I looked inside the large closet. It opens facing the hallway, and since it conforms to the rise of the staircase, it is much higher at the left end than the right. I reached up for the long string that hangs down from the bare bulb overhead. Just as my hand touched it, a voice spoke behind me.

"What you looking for, Miss Lily?"

I gasped involuntarily, but in a second, I recognized the voice. I turned around to face Claude Friedrich.

"Anything I can help you with?" he continued as I looked up, trying to read the broad face.
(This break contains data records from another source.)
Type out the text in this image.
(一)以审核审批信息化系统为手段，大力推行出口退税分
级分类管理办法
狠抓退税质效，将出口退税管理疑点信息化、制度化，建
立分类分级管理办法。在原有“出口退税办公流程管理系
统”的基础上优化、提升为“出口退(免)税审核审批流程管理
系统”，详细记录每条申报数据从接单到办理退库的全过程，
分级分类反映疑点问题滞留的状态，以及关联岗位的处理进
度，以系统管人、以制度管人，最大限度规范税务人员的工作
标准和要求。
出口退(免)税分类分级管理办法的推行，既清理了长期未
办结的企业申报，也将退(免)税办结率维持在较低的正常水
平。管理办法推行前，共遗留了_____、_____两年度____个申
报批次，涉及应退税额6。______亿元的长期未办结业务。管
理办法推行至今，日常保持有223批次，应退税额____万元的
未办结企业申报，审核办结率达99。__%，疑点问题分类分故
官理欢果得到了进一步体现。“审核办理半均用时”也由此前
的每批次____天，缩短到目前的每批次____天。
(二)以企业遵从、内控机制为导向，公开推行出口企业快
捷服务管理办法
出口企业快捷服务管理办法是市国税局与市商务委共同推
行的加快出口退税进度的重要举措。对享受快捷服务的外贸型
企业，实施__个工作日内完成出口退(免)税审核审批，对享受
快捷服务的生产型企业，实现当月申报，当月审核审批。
"God Almighty, where were you?" I asked ferociously, angry at myself that I hadn't heard him, angry at him for the fear he'd made me feel.

"In Pardon's apartment."

"Just skulking?"

I was not going to be able to provoke him into anger so he'd forget to ask me again, I saw.

"Examining the scene of the crime," he said genially. "And wondering, as I suspect you are, how come one person sees a body on the couch at four-thirty after someone else saw an empty couch at three o'clock, though at three o'clock the apartment looked like someone'd had a fight."